Differentiable architecture search has gradually become the mainstream research topic in the field of Neural Architecture Search (NAS) for its high efficiency compared with the early NAS (EA-based, RL-based) methods. Recent differentiable NAS also aims at further improving the search performance and reducing the GPU-memory consumption. However, these methods are no longer naturally capable of tackling the non-differentiable objectives, e.g., energy, resource-constrained efficiency, and other metrics, let alone the multi-objective search demands. Researches in the multi-objective NAS field target this but requires vast computational resources cause of the sole optimization of each candidate architecture. In light of this discrepancy, we propose the TND-NAS, which is with the merits of the high efficiency in differentiable NAS framework and the compatibility among non-differentiable metrics in Multi-objective NAS. Under the differentiable NAS framework, with the continuous relaxation of the search space, TND-NAS has the architecture parameters been optimized in discrete space, while resorting to the progressive search space shrinking by architecture parameters. Our representative experiment takes two objectives (Parameters, Accuracy) as an example, we achieve a series of high-performance compact architectures on CIFAR10 (1.09M/3.3%, 2.4M/2.95%, 9.57M/2.54%) and CIFAR100 (2.46M/18.3%, 5.46/16.73%, 12.88/15.20%) datasets. Favorably, compared with other multi-objective NAS methods, TND-NAS is less time-consuming (1.3 GPU-days on NVIDIA 1080Ti, 1/6 of that in NSGA-Net), and can be conveniently adapted to real-world NAS scenarios (resource-constrained, platform-specialized).

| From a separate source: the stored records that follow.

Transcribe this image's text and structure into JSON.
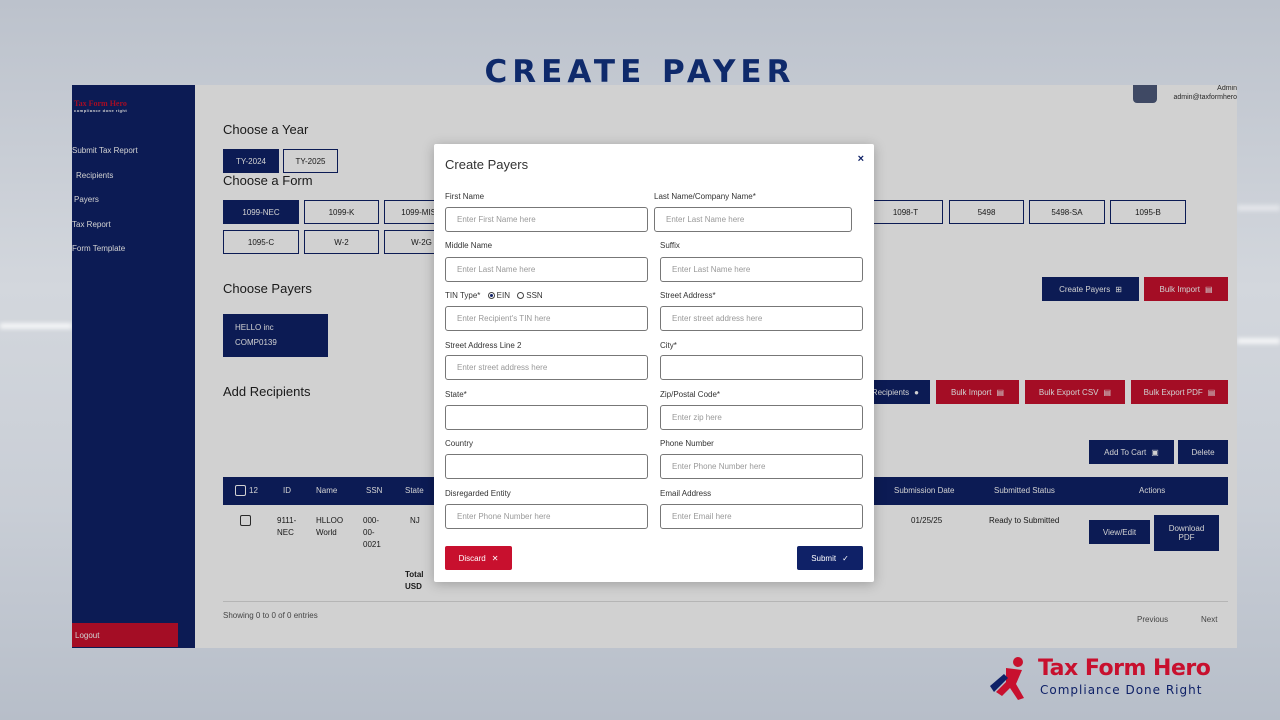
{
  "slide_title": "CREATE PAYER",
  "sidebar": {
    "logo_name": "Tax Form Hero",
    "logo_tag": "compliance done right",
    "items": [
      {
        "label": "Submit Tax Report"
      },
      {
        "label": "Recipients"
      },
      {
        "label": "Payers"
      },
      {
        "label": "Tax Report"
      },
      {
        "label": "Form Template"
      }
    ],
    "logout": "Logout"
  },
  "user": {
    "name": "Admin",
    "email": "admin@taxformhero"
  },
  "year": {
    "heading": "Choose a Year",
    "options": [
      "TY-2024",
      "TY-2025"
    ]
  },
  "form": {
    "heading": "Choose a Form",
    "row1": [
      "1099-NEC",
      "1099-K",
      "1099-MISC",
      "1098-T",
      "5498",
      "5498-SA",
      "1095-B"
    ],
    "row2": [
      "1095-C",
      "W-2",
      "W-2G"
    ]
  },
  "payers": {
    "heading": "Choose Payers",
    "create_btn": "Create Payers",
    "bulk_btn": "Bulk Import",
    "card_name": "HELLO inc",
    "card_id": "COMP0139"
  },
  "recipients": {
    "heading": "Add Recipients",
    "add_btn": "Recipients",
    "bulk_import": "Bulk Import",
    "export_csv": "Bulk Export CSV",
    "export_pdf": "Bulk Export PDF",
    "add_cart": "Add To Cart",
    "delete": "Delete"
  },
  "table": {
    "headers": {
      "count": "12",
      "id": "ID",
      "name": "Name",
      "ssn": "SSN",
      "state": "State",
      "submission_date": "Submission Date",
      "status": "Submitted Status",
      "actions": "Actions"
    },
    "row": {
      "id": "9111-NEC",
      "name": "HLLOO World",
      "ssn": "000-00-0021",
      "state": "NJ",
      "date": "01/25/25",
      "status": "Ready to Submitted",
      "view": "View/Edit",
      "download": "Download PDF"
    },
    "total": "Total USD",
    "showing": "Showing 0 to 0 of 0 entries",
    "previous": "Previous",
    "next": "Next"
  },
  "modal": {
    "title": "Create Payers",
    "close": "×",
    "first_name": {
      "label": "First Name",
      "placeholder": "Enter First Name here"
    },
    "last_name": {
      "label": "Last Name/Company Name*",
      "placeholder": "Enter Last Name here"
    },
    "middle_name": {
      "label": "Middle Name",
      "placeholder": "Enter Last Name here"
    },
    "suffix": {
      "label": "Suffix",
      "placeholder": "Enter Last Name here"
    },
    "tin": {
      "label": "TIN Type*",
      "ein": "EIN",
      "ssn": "SSN",
      "placeholder": "Enter Recipient's TIN here"
    },
    "street": {
      "label": "Street Address*",
      "placeholder": "Enter street address here"
    },
    "street2": {
      "label": "Street Address Line 2",
      "placeholder": "Enter street address here"
    },
    "city": {
      "label": "City*",
      "placeholder": ""
    },
    "state": {
      "label": "State*",
      "placeholder": ""
    },
    "zip": {
      "label": "Zip/Postal Code*",
      "placeholder": "Enter zip here"
    },
    "country": {
      "label": "Country",
      "placeholder": ""
    },
    "phone": {
      "label": "Phone Number",
      "placeholder": "Enter Phone Number here"
    },
    "disregarded": {
      "label": "Disregarded Entity",
      "placeholder": "Enter Phone Number here"
    },
    "email": {
      "label": "Email Address",
      "placeholder": "Enter Email here"
    },
    "discard": "Discard",
    "submit": "Submit"
  },
  "brand": {
    "name": "Tax Form Hero",
    "tagline": "Compliance Done Right"
  }
}
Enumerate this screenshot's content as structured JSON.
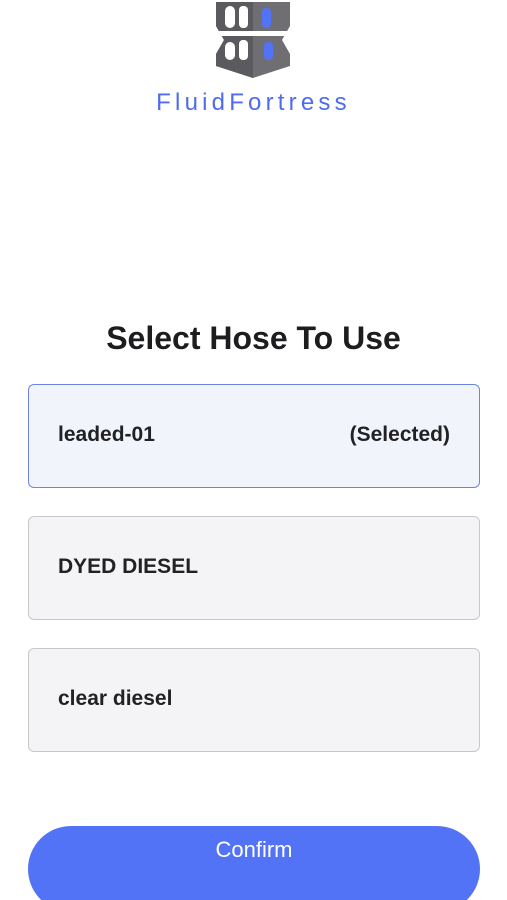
{
  "brand": {
    "name": "FluidFortress",
    "accent_color": "#4f6bf0",
    "logo_icon": "fortress-logo-icon"
  },
  "title": "Select Hose To Use",
  "hoses": [
    {
      "name": "leaded-01",
      "status": "(Selected)",
      "selected": true
    },
    {
      "name": "DYED DIESEL",
      "status": "",
      "selected": false
    },
    {
      "name": "clear diesel",
      "status": "",
      "selected": false
    }
  ],
  "confirm": {
    "label": "Confirm",
    "color": "#5273f5"
  }
}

翻译：可微分架构搜索因相较于早期NAS（基于进化算法、强化学习的方法）具有高效性，已逐渐成为神经架构搜索领域的主流研究方向。近年来的可微分NAS方法致力于进一步提升搜索性能并降低GPU内存消耗。然而，这些方法无法天然处理能量、资源受限效率等非可微目标，更难以满足多目标搜索需求。多目标NAS领域的相关研究虽能解决此问题，但因需对每个候选架构进行独立优化而需要大量计算资源。针对这一矛盾，我们提出TND-NAS方法，该方法兼具可微分NAS框架的高效性与多目标NAS中非可微指标的兼容性。在可微分NAS框架下，通过搜索空间的连续松弛，TND-NAS在离散空间中对架构参数进行优化，同时借助架构参数实现渐进式搜索空间缩减。以代表性实验中的两个目标（参数量、准确率）为例，我们在CIFAR10数据集（1.09M/3.3%、2.4M/2.95%、9.57M/2.54%）和CIFAR100数据集（2.46M/18.3%、5.46M/16.73%、12.88M/15.20%）上获得了一系列高性能紧凑架构。相较于其他多目标NAS方法，TND-NAS在时间消耗方面更具优势（在NVIDIA 1080Ti上仅需1.3 GPU天，为NSGA-Net的1/6），并能便捷地适配真实NAS场景（资源受限、平台专用化）。